Some of the best literature speaks directly to people, confronting fears common to all. One such victim is “The Catcher in the Rye.” How can someone be offended by a story about a teenager going through life trying to find out who he is, maturing in the meantime. But such literature is removed from some school systems.
It seems anyone wishing to ban such a piece must not be willing to realize their own insecurities. Perhaps those people are still trying to find themselves, and unable to deal with their own reality, need to search and destroy someone else’s.
Or what about those people offended by a photo layout of a pregnant woman. If an act of love and the birth of a human is so embarrassing, then it is hard to understand why the population keeps growing.
People seemed to be more incensed about a naked pregnant woman than a large group of women parading on a stage to be judged by their appearance. It is so hard to find any sense in this.
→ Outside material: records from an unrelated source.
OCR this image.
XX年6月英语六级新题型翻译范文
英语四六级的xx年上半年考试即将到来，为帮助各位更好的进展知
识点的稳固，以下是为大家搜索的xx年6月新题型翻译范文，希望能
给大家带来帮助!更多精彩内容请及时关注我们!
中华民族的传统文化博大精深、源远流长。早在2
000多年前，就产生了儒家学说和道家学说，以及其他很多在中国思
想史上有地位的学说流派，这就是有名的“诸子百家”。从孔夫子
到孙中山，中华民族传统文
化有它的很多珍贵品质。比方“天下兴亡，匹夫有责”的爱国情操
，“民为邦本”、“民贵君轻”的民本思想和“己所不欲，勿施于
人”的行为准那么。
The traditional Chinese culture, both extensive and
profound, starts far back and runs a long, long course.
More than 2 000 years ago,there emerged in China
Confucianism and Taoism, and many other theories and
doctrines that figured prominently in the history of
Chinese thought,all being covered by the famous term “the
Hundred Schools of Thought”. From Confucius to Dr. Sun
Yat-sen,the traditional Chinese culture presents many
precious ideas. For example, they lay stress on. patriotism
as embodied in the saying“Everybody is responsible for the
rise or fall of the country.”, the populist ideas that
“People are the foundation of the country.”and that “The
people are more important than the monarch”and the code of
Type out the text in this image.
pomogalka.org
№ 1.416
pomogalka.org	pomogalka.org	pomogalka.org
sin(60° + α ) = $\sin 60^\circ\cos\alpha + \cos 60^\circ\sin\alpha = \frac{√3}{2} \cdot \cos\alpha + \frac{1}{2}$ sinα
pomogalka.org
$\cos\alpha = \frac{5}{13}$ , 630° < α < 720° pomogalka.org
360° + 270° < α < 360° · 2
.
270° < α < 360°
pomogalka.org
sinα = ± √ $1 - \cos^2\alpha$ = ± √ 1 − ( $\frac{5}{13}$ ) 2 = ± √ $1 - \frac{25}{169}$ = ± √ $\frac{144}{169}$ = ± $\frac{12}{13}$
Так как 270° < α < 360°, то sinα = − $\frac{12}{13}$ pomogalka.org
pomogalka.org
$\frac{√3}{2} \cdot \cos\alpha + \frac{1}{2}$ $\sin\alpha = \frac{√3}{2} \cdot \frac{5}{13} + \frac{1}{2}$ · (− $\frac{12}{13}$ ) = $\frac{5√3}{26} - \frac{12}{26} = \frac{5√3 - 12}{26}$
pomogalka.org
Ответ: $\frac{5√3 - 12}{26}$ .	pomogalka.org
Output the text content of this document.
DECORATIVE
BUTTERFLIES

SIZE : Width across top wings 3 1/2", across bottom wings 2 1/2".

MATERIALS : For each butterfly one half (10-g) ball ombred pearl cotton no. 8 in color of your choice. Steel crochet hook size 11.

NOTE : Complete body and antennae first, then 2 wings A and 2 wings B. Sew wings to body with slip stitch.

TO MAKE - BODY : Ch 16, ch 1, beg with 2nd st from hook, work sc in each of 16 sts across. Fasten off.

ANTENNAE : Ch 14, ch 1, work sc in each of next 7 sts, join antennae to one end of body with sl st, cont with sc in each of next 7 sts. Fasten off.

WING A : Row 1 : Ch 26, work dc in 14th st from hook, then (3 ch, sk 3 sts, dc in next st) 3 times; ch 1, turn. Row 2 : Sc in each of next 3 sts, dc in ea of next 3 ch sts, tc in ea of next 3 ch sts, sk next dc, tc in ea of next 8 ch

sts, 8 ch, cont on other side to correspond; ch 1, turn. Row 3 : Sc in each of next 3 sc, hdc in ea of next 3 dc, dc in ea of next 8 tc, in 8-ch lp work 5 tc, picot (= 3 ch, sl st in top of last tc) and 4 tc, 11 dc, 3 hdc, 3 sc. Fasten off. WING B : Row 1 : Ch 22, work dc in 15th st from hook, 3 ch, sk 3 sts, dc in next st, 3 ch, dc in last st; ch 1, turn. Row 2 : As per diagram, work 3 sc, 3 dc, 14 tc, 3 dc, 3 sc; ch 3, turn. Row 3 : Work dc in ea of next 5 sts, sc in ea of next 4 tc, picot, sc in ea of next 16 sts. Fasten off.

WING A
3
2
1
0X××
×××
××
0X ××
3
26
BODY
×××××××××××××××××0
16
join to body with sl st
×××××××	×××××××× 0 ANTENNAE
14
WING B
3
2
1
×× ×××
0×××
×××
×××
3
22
Perhaps those do-gooders out to rid the world of smut need to concentrate more on changing problems which exist in life. Violence does not exist because of books or music. People often seem to imply a relationship of cause and effect where one has never—and will never—exist.
It is very difficult to draw a line between what is suitable for a reader or viewer and what is not. And if it was possible, what sort of judge would the job require?
Communication is the only way we can understand each other. If we are such a “superior” species, why are some of our members trying to suppress that which makes us superior?
The thing most remarkable about human existence is the ability to communicate (there’s that almost foreign word again). And what is remarkable about communication is the idea of shared meanings. We’re all a part of this existence.
It will be a bleak world when people are no longer able to freely express themselves, in any manner they might choose. We would become a society written about by such authors as Kurt Vonnegut, Margaret Atwood or George Orwell. Of course, no one would realize the true meaning of this because the books wouldn’t be around.